Pre-Flop Principles builds the analytical foundation — you learn how to evaluate any hand in any context before a single flop is seen. Dynamic Blind Defence applies this framework to the most complex and highest-volume pre-flop decisions you’ll face (blind play). Small Stakes Solutions bridges from theory to live application against the specific opponent pool most players actually encounter.

Buying all three through ElitePokerGuide.io gives you a complete PLO pre-flop curriculum with a FOREVER LICENSE — no subscriptions, lifetime access, instant download.
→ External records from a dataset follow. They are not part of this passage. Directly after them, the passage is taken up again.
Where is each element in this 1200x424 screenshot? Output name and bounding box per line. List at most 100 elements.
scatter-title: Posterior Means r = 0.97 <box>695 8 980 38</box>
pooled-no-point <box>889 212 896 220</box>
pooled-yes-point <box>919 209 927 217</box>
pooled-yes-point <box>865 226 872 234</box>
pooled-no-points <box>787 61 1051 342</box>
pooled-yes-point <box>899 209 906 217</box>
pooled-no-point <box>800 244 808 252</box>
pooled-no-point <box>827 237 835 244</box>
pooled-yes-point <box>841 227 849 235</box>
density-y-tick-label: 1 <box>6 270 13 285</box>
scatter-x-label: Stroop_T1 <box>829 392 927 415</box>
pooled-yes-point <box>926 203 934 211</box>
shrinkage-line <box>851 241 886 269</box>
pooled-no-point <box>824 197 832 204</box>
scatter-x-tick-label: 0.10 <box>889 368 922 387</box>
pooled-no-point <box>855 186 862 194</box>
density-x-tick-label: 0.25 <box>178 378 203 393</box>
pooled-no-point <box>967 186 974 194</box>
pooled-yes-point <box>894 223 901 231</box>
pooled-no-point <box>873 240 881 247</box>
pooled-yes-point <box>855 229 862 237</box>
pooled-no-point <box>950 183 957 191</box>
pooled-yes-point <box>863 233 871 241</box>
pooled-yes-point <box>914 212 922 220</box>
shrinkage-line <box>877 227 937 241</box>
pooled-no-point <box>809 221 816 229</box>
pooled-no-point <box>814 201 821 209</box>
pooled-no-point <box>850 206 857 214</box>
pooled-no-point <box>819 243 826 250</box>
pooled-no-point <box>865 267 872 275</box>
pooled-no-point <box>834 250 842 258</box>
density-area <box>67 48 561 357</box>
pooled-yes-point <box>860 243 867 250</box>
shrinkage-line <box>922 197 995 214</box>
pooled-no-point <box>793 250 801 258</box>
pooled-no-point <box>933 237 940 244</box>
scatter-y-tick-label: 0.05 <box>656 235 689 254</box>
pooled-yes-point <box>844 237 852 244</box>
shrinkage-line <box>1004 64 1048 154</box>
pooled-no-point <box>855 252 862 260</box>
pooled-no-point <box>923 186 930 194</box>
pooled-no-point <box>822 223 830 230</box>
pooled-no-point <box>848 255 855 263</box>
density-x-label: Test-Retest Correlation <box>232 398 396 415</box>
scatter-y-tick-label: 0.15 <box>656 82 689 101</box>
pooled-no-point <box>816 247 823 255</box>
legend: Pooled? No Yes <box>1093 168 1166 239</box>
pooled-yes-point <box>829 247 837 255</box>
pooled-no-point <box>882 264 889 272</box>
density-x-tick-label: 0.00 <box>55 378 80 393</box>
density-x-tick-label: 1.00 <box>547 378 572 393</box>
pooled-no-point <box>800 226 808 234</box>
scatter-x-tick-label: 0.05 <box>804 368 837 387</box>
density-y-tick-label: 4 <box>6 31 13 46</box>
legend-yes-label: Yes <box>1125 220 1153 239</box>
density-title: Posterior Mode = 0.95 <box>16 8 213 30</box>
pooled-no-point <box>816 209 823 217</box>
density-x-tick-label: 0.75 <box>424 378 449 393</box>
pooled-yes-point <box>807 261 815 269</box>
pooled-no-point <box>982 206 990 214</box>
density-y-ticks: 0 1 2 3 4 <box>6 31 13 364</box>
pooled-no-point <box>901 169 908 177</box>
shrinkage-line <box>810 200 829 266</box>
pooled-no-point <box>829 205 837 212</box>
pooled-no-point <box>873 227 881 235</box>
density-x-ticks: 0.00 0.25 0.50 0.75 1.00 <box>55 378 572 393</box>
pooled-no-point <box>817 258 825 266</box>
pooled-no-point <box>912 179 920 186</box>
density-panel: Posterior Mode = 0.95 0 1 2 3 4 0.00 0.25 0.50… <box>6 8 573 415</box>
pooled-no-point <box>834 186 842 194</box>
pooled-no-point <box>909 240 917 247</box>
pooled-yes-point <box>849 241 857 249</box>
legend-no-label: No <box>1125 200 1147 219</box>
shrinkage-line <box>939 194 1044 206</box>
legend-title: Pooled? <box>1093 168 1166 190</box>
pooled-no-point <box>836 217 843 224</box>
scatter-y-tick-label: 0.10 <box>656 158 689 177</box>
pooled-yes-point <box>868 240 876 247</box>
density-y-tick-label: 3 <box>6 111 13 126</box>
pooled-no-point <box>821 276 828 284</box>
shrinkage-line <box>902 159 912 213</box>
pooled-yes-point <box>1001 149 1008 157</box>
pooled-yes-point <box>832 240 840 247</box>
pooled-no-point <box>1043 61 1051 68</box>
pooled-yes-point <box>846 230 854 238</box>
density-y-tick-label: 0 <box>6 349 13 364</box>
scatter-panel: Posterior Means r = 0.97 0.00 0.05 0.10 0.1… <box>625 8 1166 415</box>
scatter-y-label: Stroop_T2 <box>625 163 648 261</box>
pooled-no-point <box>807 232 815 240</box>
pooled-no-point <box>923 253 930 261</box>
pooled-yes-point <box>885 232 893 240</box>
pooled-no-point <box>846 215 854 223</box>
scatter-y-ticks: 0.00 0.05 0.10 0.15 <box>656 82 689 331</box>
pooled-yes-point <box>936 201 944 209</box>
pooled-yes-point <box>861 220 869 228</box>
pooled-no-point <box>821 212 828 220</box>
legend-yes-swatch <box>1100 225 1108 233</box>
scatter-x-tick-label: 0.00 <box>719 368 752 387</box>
CardQuant vs. Other PLO Training — What Makes This Approach Different

Most PLO training relies on qualitative coaching: “this hand is playable because it has good connectivity.” CardQuant explicitly rejects this. Every claim is backed by equity matrices, polarity calculations, flop statistics, and domination probability tables. The course doesn’t tell you what to do — it teaches you the reasoning framework so you can adapt to any opponent in any game.

This rigor comes with a learning curve. These are not “crash course” videos. But for players who want to genuinely understand PLO pre-flop at a deep level — not just memorize range charts — CardQuant is in a category of its own.


Where to Get CardQuant Courses at the Best Price

All three CardQuant courses are available now at ElitePokerGuide.io at dramatically reduced prices compared to direct purchase — up to 97% off original retail. Every purchase includes a FOREVER LICENSE with lifetime access and no recurring fees.